The intensity of the fight increased with reinforcements from the both sides and it continued until late night till the time they got exhausted. Many Indian soldiers went missing during the fight. Early on Tuesday morning, both Indian and Chinese top military officials rushed and called for a meeting to defuse the situation.
As many as 20 Indian Armymen including officers were killed in the face-off while the the Chinese side is learnt to have suffered over 40 casualties including dead and seriously injured.
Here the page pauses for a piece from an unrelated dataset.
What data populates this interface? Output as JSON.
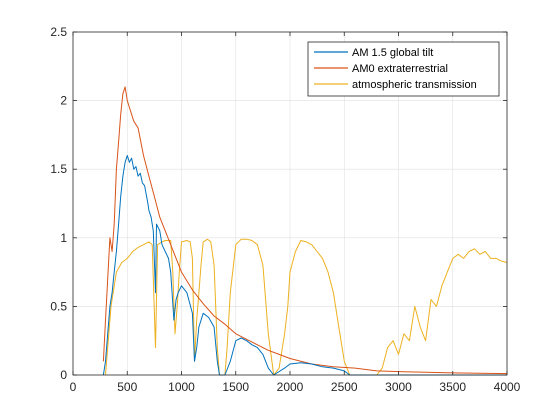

India had earlier hit out at China for “unilaterally” attempting to change the status quo along the Line of Actual Control (LAC) in Eastern Ladakh, which led to the killings of troops of both the countries in a violent clash on Monday night.
According to an AFP report, the soldiers were not shot but were killed in hand-to-hand combat on Indian territory. The soldiers threw punches and stones at each other and the Chinese troops allegedly used rods and nail-studded clubs during the fight that lasted for hours until midnight on Monday.
China’s defence ministry confirmed that the incident had resulted in casualties but did not give details. China has justified the censorship about the casualties of its troops arguing that it was a goodwill gesture from Beijing.
These are the first casualties faced by the Indian Army in clash with the People’s Liberation Army since 1975 when an Indian patrol was ambushed by Chinese troops in Arunachal Pradesh.
Several areas along the LAC in Ladakh and North Sikkim have witnessed major military build-up by both the Indian and Chinese armies recently, in a clear signal of escalating tension and hardening of respective positions by the two sides.
The nearly 3,500-km-long LAC is the de-facto border between the two countries.
Indian and Chinese troops have remained engaged in an eyeball-to-eyeball situation in several areas along the LAC in eastern Ladakh, signalling that the standoff could become the biggest military face-off after the Doklam crisis in 2017.
The trigger for the face-off was China’s stiff opposition to India laying a key road in the Finger area around the Pangong Tso Lake besides construction of another road connecting the Darbuk-Shayok-Daulat Beg Oldie road in Galwan Valley.